As there was no progress, Dyamannavar wrote to the Urban Development Ministry in May 2017. The reply came more than three months later did not indicate any progress.
“Recently, the South Western Railway (SWR) has advised the cost for leasing the land for construction of a foot-over bridge. However, this being a disputed land, further discussions are underway. Once (Railways’) approval is obtained, construction can be undertaken,” BMRCL said.
Dyamannavar said he was amazed that authorities who could not build a 60-metre bridge were now talking about constructing a 500-metre long tunnel between Cantonment Railway Station and Madina Ground, the new location for the Cantonment Metro station. A similar attitude has separated Metro from KSRTC, BMTC and railway stations at Majestic area.
“Lack of a small bridge has inconvenienced thousands of people everyday at Yeshwanthpur for more than three years. Authorities say they are still in talks.
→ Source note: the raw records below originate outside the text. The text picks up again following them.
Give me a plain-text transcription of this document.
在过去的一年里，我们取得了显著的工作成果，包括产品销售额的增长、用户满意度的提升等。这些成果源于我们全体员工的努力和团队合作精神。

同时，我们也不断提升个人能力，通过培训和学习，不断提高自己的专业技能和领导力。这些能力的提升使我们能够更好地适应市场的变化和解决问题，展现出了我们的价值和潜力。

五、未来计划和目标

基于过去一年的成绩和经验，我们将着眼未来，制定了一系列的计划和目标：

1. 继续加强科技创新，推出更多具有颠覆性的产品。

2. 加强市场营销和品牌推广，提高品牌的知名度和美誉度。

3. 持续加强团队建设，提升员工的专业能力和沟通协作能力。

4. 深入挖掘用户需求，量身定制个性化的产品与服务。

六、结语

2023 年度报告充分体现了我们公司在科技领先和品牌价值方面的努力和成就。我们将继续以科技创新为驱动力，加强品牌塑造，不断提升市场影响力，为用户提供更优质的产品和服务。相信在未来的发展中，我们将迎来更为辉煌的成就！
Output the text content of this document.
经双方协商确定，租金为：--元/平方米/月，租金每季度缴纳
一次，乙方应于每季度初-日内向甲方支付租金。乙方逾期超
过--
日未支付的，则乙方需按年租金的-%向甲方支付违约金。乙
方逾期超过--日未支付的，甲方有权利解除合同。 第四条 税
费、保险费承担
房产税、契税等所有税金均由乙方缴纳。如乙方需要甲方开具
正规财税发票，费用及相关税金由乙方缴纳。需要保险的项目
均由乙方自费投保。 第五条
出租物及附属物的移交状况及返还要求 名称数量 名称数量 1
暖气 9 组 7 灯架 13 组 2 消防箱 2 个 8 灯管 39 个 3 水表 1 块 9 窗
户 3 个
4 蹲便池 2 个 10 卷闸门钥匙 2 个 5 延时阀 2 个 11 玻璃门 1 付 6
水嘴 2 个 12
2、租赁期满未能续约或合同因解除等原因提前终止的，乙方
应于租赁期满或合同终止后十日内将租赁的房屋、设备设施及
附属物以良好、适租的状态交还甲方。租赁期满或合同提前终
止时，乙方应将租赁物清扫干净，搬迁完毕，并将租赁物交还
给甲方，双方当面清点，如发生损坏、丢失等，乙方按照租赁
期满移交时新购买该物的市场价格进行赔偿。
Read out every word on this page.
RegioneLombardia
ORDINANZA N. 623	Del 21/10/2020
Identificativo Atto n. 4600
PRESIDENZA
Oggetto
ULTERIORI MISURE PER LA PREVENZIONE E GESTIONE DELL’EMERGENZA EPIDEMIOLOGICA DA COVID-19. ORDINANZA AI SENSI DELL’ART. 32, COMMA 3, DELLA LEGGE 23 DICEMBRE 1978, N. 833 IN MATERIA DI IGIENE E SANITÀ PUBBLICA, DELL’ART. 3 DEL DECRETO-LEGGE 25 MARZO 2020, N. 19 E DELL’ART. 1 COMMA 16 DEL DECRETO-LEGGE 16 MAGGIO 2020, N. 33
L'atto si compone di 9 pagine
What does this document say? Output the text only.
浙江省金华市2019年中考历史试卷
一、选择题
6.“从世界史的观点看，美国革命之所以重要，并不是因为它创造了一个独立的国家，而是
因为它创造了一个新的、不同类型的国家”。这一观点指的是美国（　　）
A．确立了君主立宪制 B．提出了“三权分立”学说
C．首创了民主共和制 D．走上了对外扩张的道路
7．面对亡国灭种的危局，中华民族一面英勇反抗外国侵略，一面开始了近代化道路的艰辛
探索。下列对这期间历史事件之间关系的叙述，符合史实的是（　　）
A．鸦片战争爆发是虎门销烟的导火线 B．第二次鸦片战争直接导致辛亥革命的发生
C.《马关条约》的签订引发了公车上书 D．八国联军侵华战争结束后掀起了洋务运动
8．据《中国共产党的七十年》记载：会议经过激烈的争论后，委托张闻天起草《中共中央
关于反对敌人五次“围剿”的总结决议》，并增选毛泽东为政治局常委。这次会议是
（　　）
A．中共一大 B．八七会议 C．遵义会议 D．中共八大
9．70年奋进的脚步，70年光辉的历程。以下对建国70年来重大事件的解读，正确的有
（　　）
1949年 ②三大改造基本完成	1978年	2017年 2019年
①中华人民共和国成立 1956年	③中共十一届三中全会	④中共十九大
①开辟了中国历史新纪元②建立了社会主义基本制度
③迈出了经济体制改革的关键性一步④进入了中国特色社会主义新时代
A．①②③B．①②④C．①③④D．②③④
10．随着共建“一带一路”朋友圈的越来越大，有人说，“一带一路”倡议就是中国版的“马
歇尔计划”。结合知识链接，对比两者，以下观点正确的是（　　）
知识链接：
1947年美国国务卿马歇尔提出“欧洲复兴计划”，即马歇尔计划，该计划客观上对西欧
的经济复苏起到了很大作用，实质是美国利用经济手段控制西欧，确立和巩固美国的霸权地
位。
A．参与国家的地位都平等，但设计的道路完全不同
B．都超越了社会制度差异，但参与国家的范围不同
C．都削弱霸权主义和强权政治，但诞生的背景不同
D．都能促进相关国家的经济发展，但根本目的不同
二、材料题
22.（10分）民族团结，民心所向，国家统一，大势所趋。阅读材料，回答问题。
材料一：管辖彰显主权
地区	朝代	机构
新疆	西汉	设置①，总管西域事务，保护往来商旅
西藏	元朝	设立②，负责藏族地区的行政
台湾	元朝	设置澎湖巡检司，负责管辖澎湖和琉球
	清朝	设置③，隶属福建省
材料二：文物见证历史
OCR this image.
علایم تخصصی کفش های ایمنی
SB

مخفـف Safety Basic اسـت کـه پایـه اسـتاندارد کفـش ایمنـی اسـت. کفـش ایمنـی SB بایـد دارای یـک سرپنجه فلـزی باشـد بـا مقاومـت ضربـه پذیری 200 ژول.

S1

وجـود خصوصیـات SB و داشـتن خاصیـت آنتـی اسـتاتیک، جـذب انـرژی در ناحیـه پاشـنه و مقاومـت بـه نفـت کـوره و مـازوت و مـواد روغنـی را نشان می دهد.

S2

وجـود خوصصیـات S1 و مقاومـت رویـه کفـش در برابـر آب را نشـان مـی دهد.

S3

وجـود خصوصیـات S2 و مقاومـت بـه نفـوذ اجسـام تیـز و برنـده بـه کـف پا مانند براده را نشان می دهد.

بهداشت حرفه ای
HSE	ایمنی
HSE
At Cantonment, the Metro station was less than 50 metres from the railway station. They are shifting it a kilometre away with a promise of building a tunnel. This not just carelessness, it is impunity,” he said.
Noting that integration was critical in urban transport as roads get more and more congested everyday, the expert said authorities should think from the commuters’ point of view and consider the long-term implications of their decisions. “They don’t consult public and keep civic agencies in dark about their plans. How will they know what people want,” he asked.
Yeshwanthpur and Cantonment railway stations have a footfall of 1 lakh and 50,000, respectively. With the introduction of more suburban rails in the coming days, both the stations will turn into major transit hubs in the next five years.
“By keeping itself away from the railways, Metro is not only losing commuters but also failing its desired objective,” Dyamannavar opined.